Winston Churchill himself asked officials to ensure the film was stopped ‘as a matter of the highest importance.’ It will come as no surprise to British people that he found defeating the Nazis easier than curbing the British sense of fair play, and the film was made.

This film attempts to do something few films do, let alone propaganda films: it challenges your preconceptions.

A little background: the most popular cartoonist in Britain at the time was a man called Low. One of the characters he created was a bloated, walrus-mustached colonel – called ‘Blimp’ – who would appear in a sauna (called Turkish Baths back then), wearing only a towel, and spouting off about how things had gone to rack and ruin since his day, how modern youth had no backbone. I seem to remember that Low was inspired to create him after reading a letter from a retired colonel insisting that former cavalry divisions – who now drove tanks – should still be made to wear spurs.

What this film does early on is present us with a retired colonel – who resembles the cartoon Blimp a great deal – and has a young man of enterprise confront him with a few home truths. We are then transported back in time, to when the colonel was himself a young man of enterprise – 1902. We see the same streets – now empty of cars but full of horses. We hear people speculating on what might happen in the next Sherlock Holmes installment. Our hero goes to see a play called Ulysses – not the ‘scandalous’ book by James Joyce, but a conventional stage play featuring Olympian gods.

He fights a duel with a German officer; the torturous protocols and outdated procedures boggle the mind.

Over the rest of the film we see how the world radically changes over 40 years, and how ‘Blimp’ does not.

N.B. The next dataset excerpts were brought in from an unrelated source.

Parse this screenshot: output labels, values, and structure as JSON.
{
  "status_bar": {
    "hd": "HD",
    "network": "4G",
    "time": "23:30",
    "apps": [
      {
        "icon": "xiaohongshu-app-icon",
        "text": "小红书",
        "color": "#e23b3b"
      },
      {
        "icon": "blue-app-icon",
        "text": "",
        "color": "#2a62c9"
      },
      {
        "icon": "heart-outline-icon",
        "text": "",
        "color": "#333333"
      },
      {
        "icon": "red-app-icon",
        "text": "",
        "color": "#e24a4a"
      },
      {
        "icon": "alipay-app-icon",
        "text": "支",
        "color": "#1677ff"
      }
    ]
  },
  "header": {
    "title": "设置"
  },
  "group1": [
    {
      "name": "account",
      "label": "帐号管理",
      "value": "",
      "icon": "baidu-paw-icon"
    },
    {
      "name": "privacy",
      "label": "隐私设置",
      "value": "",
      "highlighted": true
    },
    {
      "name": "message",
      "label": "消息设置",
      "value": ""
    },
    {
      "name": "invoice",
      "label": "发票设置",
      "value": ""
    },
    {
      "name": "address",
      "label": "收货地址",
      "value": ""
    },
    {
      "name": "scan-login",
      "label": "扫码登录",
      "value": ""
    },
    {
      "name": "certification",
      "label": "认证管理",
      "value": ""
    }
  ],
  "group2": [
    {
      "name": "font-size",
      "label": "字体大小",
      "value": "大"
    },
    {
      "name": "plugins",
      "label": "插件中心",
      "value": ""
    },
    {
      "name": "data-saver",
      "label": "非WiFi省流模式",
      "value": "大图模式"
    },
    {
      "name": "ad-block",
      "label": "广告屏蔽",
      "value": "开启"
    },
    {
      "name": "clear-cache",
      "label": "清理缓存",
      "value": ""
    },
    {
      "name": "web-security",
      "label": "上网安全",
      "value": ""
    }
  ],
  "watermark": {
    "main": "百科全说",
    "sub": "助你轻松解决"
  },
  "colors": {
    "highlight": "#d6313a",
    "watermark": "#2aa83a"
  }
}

But now, his unchanging nature is shown in a more positive light: instead, he is seen to be utterly faithful, unbreakably loyal, a man who unquestioningly stands surety for a friend with everything he owns. Someone who falls in love once, and, come what may, can never fall in love with another woman. His wife begs him to never change, ‘not till the floods come’, and he never does.

But of course, he had to change. Britain in 1943 was fighting for its very existence. The Blimps had to go. The triumph of the film is how it turns that truth into a heartbreaking tragedy: there was no more room in the world for certainties, honour, decency or trust.

The makers of this film, Michael Powell and Emeric Pressburger went on to create many truly brilliant films; and that’s not just my view, Martin Scorsese agrees. David Mamet calls this it his favourite film, and considers the duel scene ‘perfection’. It is emotional, romantic, thought provoking, and has a career defining performance from Roger Livesey at its heart. I have watched it many times, and keep finding new things to love.